Astonishingly, Mark Chapman, who stalked and murdered John Lennon, now has his own collection of would-be stalkers, weird letter writers who mail him their assorted fantasies. He gets plenty of straightforward hate mail from Lennon fans, but he also gets love letters from women he has never met, and letters applauding what he did.
He spends a lot of time answering them. He also spends a lot of time reading The Catcher in the Rye.
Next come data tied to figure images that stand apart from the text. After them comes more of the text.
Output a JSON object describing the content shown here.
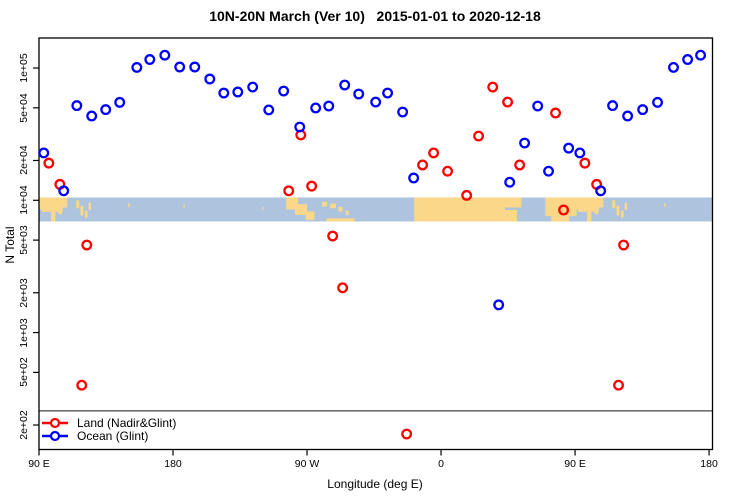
{
  "title": "10N-20N March (Ver 10)   2015-01-01 to 2020-12-18",
  "legend": {
    "items": [
      {
        "label": "Land (Nadir&Glint)",
        "color": "#ff0000"
      },
      {
        "label": "Ocean (Glint)",
        "color": "#0000ff"
      }
    ]
  },
  "colors": {
    "land_series": "#ff0000",
    "ocean_series": "#0000ff",
    "map_ocean": "#adc3de",
    "map_land": "#fbd78a",
    "axis": "#000000",
    "threshold_line": "#444444"
  },
  "chart_data": {
    "type": "scatter",
    "title": "10N-20N March (Ver 10)   2015-01-01 to 2020-12-18",
    "xlabel": "Longitude (deg E)",
    "ylabel": "N Total",
    "x_axis": {
      "note": "axis starts at 90E and runs eastward 450 degrees: 90E -> 180 -> 90W -> 0 -> 90E -> 180; positions below are degrees east of 90E",
      "domain": [
        0,
        452.3
      ],
      "ticks": [
        {
          "pos": 0,
          "label": "90 E"
        },
        {
          "pos": 90,
          "label": "180"
        },
        {
          "pos": 180,
          "label": "90 W"
        },
        {
          "pos": 270,
          "label": "0"
        },
        {
          "pos": 360,
          "label": "90 E"
        },
        {
          "pos": 450,
          "label": "180"
        }
      ]
    },
    "y_axis": {
      "scale": "log10",
      "domain_log10": [
        2.116,
        5.227
      ],
      "ticks": [
        {
          "value": 100000,
          "label": "1e+05"
        },
        {
          "value": 50000,
          "label": "5e+04"
        },
        {
          "value": 20000,
          "label": "2e+04"
        },
        {
          "value": 10000,
          "label": "1e+04"
        },
        {
          "value": 5000,
          "label": "5e+03"
        },
        {
          "value": 2000,
          "label": "2e+03"
        },
        {
          "value": 1000,
          "label": "1e+03"
        },
        {
          "value": 500,
          "label": "5e+02"
        },
        {
          "value": 200,
          "label": "2e+02"
        }
      ]
    },
    "threshold_line": {
      "value": 256
    },
    "map_band": {
      "value_top": 10500,
      "value_bottom": 6920,
      "land_patches": [
        [
          0,
          3,
          0,
          0.5
        ],
        [
          2,
          14,
          0,
          0.6
        ],
        [
          8,
          3,
          0.6,
          0.4
        ],
        [
          15,
          4,
          0,
          0.42
        ],
        [
          13,
          2.5,
          0.35,
          0.35
        ],
        [
          25,
          2,
          0.12,
          0.33
        ],
        [
          27.8,
          2,
          0.35,
          0.4
        ],
        [
          30.8,
          1.8,
          0.55,
          0.3
        ],
        [
          33.3,
          1.6,
          0.22,
          0.3
        ],
        [
          60,
          1,
          0.25,
          0.15
        ],
        [
          97,
          1,
          0.3,
          0.12
        ],
        [
          150,
          0.9,
          0.4,
          0.12
        ],
        [
          166,
          8,
          0,
          0.5
        ],
        [
          172,
          8,
          0.28,
          0.45
        ],
        [
          179,
          6,
          0.58,
          0.35
        ],
        [
          190,
          3.5,
          0.18,
          0.2
        ],
        [
          195.5,
          4,
          0.25,
          0.2
        ],
        [
          201,
          3,
          0.4,
          0.18
        ],
        [
          206,
          2,
          0.55,
          0.18
        ],
        [
          193,
          19,
          0.87,
          0.13
        ],
        [
          252,
          61,
          0,
          1
        ],
        [
          311,
          13,
          0,
          0.42
        ],
        [
          310,
          11,
          0.52,
          0.48
        ],
        [
          350,
          2,
          0.8,
          0.2
        ],
        [
          340,
          21,
          0,
          0.78
        ],
        [
          344,
          12,
          0.78,
          0.22
        ],
        [
          360,
          3,
          0,
          0.5
        ],
        [
          362,
          14,
          0,
          0.6
        ],
        [
          368,
          3,
          0.6,
          0.4
        ],
        [
          375,
          4,
          0,
          0.42
        ],
        [
          373,
          2.5,
          0.35,
          0.35
        ],
        [
          385,
          2,
          0.12,
          0.33
        ],
        [
          387.8,
          2,
          0.35,
          0.4
        ],
        [
          390.8,
          1.8,
          0.55,
          0.3
        ],
        [
          393.3,
          1.6,
          0.22,
          0.3
        ],
        [
          420,
          1,
          0.25,
          0.15
        ]
      ]
    },
    "series": [
      {
        "name": "Land (Nadir&Glint)",
        "color": "#ff0000",
        "points": [
          [
            6.6,
            19100
          ],
          [
            14.0,
            13200
          ],
          [
            28.7,
            400
          ],
          [
            32.1,
            4590
          ],
          [
            167.7,
            11800
          ],
          [
            175.8,
            31200
          ],
          [
            183.1,
            12800
          ],
          [
            197.2,
            5370
          ],
          [
            203.9,
            2180
          ],
          [
            246.9,
            171
          ],
          [
            257.6,
            18500
          ],
          [
            265.0,
            22800
          ],
          [
            274.4,
            16600
          ],
          [
            287.2,
            10900
          ],
          [
            295.2,
            30600
          ],
          [
            304.7,
            71800
          ],
          [
            314.7,
            55300
          ],
          [
            322.8,
            18500
          ],
          [
            346.9,
            45700
          ],
          [
            352.3,
            8450
          ],
          [
            366.6,
            19100
          ],
          [
            374.5,
            13200
          ],
          [
            389.2,
            400
          ],
          [
            392.6,
            4590
          ]
        ]
      },
      {
        "name": "Ocean (Glint)",
        "color": "#0000ff",
        "points": [
          [
            3.2,
            22800
          ],
          [
            16.6,
            11800
          ],
          [
            25.4,
            52000
          ],
          [
            35.4,
            43400
          ],
          [
            44.8,
            48500
          ],
          [
            54.2,
            55000
          ],
          [
            65.7,
            101000
          ],
          [
            74.4,
            116000
          ],
          [
            84.5,
            125000
          ],
          [
            94.5,
            101800
          ],
          [
            104.6,
            101800
          ],
          [
            114.7,
            82600
          ],
          [
            124.1,
            64700
          ],
          [
            133.5,
            65900
          ],
          [
            143.5,
            71800
          ],
          [
            154.3,
            48200
          ],
          [
            164.3,
            67000
          ],
          [
            175.1,
            35800
          ],
          [
            185.8,
            49900
          ],
          [
            194.6,
            51600
          ],
          [
            205.3,
            74400
          ],
          [
            214.7,
            63600
          ],
          [
            226.1,
            55300
          ],
          [
            234.1,
            64700
          ],
          [
            244.2,
            46500
          ],
          [
            251.6,
            14750
          ],
          [
            308.7,
            1620
          ],
          [
            316.1,
            13700
          ],
          [
            326.1,
            27100
          ],
          [
            334.9,
            51600
          ],
          [
            342.2,
            16600
          ],
          [
            355.7,
            24800
          ],
          [
            363.2,
            22800
          ],
          [
            377.2,
            11800
          ],
          [
            385.2,
            52000
          ],
          [
            395.3,
            43400
          ],
          [
            405.4,
            48500
          ],
          [
            415.4,
            55000
          ],
          [
            426.1,
            101000
          ],
          [
            435.6,
            116000
          ],
          [
            444.3,
            125000
          ]
        ]
      }
    ]
  }
}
If the death of Lennon put stalking into the public eye for the first time, it was the shooting of President Reagan by a Jodie Foster fan four months later that proved to the world that Lennon’s murder was not an isolated tragedy. The cliché ‘the price of fame’ began to have real meaning to a public which had smiled cynically every time a celebrity complained about invasion of privacy or harassment by fans. To those on modest incomes who helped their idols amass million-dollar bank balances by buying their records, watching their films or getting hooked on their TV soap characters, the stars’ whinges had always been a bit hard to take. Now, within four months, the real fear that stalked the stars had been brought out into the open. When celebrities complained about fans it was not, as their public had imagined, out of frustration at autograph hunters disturbing them in the middle of restaurant meals, or because they were unable to walk down a shopping mall without being mobbed; it was an ever-present knowledge that somewhere out there was a mentally deranged fan who had them in their sights. All they could hope was that the sights were not attached to a rifle.
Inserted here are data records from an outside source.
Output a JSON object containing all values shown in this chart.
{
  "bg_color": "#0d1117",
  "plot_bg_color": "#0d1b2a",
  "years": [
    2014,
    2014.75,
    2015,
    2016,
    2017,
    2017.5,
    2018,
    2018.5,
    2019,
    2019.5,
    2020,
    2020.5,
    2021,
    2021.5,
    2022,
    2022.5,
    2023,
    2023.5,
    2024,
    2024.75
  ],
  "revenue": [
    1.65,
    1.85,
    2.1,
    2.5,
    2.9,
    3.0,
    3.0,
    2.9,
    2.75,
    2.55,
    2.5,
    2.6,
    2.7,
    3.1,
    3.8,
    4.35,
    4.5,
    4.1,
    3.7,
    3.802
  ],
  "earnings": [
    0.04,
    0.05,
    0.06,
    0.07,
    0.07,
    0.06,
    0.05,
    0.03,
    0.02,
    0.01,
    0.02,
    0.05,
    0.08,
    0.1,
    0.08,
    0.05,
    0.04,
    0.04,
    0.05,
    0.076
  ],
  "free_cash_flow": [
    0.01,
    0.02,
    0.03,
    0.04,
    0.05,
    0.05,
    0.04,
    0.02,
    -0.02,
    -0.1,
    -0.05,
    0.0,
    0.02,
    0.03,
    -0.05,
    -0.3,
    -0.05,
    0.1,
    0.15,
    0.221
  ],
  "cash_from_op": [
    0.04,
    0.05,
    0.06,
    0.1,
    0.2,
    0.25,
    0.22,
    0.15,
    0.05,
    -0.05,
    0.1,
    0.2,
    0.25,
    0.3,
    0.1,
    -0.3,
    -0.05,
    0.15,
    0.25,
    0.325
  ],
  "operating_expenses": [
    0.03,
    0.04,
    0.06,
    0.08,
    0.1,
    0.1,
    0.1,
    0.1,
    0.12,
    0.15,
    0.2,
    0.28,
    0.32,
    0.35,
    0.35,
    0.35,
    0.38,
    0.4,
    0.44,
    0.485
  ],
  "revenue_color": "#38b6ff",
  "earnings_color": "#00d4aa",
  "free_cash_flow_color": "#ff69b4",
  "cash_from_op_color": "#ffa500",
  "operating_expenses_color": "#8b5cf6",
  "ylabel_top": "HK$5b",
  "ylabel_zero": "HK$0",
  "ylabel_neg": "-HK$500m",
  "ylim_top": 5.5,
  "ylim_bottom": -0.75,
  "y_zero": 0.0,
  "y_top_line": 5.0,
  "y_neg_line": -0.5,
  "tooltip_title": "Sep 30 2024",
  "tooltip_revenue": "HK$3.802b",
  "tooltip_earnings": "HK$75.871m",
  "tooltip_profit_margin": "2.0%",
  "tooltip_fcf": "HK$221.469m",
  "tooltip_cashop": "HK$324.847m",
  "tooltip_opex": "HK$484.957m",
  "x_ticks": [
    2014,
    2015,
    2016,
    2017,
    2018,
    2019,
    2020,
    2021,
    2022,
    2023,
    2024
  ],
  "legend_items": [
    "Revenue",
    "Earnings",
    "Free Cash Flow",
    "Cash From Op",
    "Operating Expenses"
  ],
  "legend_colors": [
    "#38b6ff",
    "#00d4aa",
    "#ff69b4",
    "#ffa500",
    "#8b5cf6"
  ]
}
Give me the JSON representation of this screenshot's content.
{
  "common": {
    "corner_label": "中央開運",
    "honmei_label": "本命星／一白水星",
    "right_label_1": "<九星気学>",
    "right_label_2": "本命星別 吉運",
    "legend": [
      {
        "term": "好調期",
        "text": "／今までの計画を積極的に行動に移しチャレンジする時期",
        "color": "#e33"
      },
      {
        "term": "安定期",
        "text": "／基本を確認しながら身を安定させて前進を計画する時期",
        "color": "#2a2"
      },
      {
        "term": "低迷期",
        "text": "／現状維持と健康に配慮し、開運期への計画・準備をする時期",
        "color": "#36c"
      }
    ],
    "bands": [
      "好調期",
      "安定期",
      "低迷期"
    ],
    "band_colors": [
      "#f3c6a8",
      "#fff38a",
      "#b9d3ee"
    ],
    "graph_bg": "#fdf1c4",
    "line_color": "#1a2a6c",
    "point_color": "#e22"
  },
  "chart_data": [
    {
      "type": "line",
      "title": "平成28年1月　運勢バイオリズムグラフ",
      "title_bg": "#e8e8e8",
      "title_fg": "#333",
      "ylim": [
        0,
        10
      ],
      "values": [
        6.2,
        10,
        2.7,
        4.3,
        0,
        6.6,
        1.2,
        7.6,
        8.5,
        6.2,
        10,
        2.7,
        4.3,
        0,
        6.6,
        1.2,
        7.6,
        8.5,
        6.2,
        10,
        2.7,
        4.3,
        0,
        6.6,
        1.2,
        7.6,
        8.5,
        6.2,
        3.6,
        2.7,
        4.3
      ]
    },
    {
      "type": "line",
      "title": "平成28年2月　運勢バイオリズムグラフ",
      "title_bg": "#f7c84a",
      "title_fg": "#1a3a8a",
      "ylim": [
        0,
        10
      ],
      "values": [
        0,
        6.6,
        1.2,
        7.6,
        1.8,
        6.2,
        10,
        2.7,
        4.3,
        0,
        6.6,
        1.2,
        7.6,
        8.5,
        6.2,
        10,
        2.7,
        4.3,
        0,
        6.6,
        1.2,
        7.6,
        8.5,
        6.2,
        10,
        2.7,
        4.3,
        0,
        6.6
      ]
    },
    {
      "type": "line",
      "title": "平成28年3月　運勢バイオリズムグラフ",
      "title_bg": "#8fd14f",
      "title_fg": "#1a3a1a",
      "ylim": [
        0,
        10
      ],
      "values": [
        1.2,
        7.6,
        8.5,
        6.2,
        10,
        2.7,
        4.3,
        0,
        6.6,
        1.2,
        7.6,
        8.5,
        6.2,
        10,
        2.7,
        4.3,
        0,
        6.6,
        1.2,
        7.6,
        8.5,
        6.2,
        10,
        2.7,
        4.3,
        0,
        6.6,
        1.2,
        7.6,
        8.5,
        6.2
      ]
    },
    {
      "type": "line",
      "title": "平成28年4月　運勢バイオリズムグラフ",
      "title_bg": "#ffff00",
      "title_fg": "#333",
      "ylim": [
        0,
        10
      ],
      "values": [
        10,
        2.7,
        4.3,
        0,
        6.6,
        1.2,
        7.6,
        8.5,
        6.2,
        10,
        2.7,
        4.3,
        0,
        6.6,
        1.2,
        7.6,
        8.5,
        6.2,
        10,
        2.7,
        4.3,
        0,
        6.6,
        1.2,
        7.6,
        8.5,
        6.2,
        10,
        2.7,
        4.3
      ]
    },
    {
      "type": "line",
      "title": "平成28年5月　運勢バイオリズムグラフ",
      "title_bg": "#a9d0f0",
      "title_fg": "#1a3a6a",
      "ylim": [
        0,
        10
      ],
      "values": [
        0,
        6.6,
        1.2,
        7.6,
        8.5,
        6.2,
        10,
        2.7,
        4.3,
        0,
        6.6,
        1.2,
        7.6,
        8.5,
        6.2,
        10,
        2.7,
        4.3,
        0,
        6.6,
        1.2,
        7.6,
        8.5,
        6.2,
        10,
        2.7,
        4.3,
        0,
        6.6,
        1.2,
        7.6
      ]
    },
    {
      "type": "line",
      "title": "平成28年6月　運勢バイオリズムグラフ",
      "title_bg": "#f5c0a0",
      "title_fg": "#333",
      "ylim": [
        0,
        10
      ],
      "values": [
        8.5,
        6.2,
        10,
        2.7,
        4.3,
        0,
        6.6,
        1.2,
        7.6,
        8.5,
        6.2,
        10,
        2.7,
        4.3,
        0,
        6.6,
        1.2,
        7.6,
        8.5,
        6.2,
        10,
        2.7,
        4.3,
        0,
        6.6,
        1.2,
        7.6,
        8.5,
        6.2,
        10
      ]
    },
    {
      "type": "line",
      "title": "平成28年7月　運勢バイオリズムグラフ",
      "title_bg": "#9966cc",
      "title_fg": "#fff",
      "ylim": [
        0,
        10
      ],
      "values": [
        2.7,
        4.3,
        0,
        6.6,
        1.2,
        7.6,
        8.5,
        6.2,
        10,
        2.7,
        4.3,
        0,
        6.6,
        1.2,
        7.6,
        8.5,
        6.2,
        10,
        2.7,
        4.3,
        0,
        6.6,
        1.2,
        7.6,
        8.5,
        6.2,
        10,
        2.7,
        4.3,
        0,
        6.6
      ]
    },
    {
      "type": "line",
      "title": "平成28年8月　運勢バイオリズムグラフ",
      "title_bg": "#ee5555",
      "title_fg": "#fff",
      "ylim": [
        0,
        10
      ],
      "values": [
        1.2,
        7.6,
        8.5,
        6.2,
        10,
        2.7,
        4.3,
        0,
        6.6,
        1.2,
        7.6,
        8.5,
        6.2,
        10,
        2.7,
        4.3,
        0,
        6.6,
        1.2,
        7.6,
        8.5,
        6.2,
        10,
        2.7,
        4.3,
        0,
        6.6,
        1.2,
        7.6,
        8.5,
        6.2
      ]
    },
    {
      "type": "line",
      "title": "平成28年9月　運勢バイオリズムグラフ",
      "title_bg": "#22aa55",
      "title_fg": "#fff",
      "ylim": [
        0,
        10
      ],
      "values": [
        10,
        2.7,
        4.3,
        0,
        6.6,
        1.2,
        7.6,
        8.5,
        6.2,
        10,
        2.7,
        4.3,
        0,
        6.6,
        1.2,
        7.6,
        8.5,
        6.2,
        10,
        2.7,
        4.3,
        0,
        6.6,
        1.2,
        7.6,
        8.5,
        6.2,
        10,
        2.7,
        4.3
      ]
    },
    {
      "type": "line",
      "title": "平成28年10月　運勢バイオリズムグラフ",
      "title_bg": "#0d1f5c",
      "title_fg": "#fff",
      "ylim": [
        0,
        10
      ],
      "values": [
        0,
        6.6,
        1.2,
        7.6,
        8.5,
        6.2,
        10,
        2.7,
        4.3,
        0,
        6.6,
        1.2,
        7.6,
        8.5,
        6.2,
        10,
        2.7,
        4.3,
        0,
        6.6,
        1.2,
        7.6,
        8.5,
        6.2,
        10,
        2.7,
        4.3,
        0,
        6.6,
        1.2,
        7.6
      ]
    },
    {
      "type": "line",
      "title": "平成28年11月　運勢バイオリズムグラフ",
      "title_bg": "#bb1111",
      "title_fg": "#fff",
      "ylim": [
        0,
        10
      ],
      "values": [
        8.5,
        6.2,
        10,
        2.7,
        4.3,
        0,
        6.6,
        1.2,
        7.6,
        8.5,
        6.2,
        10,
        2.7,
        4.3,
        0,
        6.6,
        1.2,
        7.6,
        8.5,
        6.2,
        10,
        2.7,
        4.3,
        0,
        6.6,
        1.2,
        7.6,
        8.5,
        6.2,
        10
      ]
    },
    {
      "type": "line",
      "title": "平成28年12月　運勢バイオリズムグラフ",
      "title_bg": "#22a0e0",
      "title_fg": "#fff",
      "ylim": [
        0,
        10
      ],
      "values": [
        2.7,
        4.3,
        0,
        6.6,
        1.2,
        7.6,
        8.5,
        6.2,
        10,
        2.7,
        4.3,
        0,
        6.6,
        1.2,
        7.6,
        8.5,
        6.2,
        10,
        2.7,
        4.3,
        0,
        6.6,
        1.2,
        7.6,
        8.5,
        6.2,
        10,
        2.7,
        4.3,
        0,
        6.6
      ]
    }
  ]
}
John Hinckley, who shot Reagan in the chest and seriously injured his press secretary James Brady, as well as wounding a policeman and a secret service agent, did it, he claimed, for Jodie. In his shabby motel room in Washington police found a letter to the star:
Dear Jodie
There is a definite possibility that I will be killed in my attempt to get Reagan. This letter is being written an hour before I leave for the Hilton Hotel [where Reagan had been lunching]. Jodie, I’m asking you to please look into your heart and at least give me the chance with this historical deed to gain your respect and love. I love you forever,
John Hinckley
At the time Jodie Foster was eighteen, in her first year at Yale University. She was a well-established actress, having shot to fame as a child in films like Bugsy Malone. Hinckley’s attempt on Reagan’s life largely mirrored the plot of one of her films, Taxi Driver, in which she played a teenage prostitute. The other star, Robert de Niro, played a character described in the publicity material for the film as ‘a loner incapable of communicating’ who spent ‘his off-duty hours eating junk food or sitting alone in a dingy room’. When the taxi driver is rejected by the prostitute, he sends her a letter before setting out to assassinate the President. There’s no doubt that Hinckley had seen – and been influenced by – the film, because about six months before he shot Reagan he wrote to the film’s scriptwriter, asking for an introduction to Jodie Foster. The actress also knew his name well before she heard it on the news bulletins about the shooting; he had been pushing letters under the door of her room at Yale.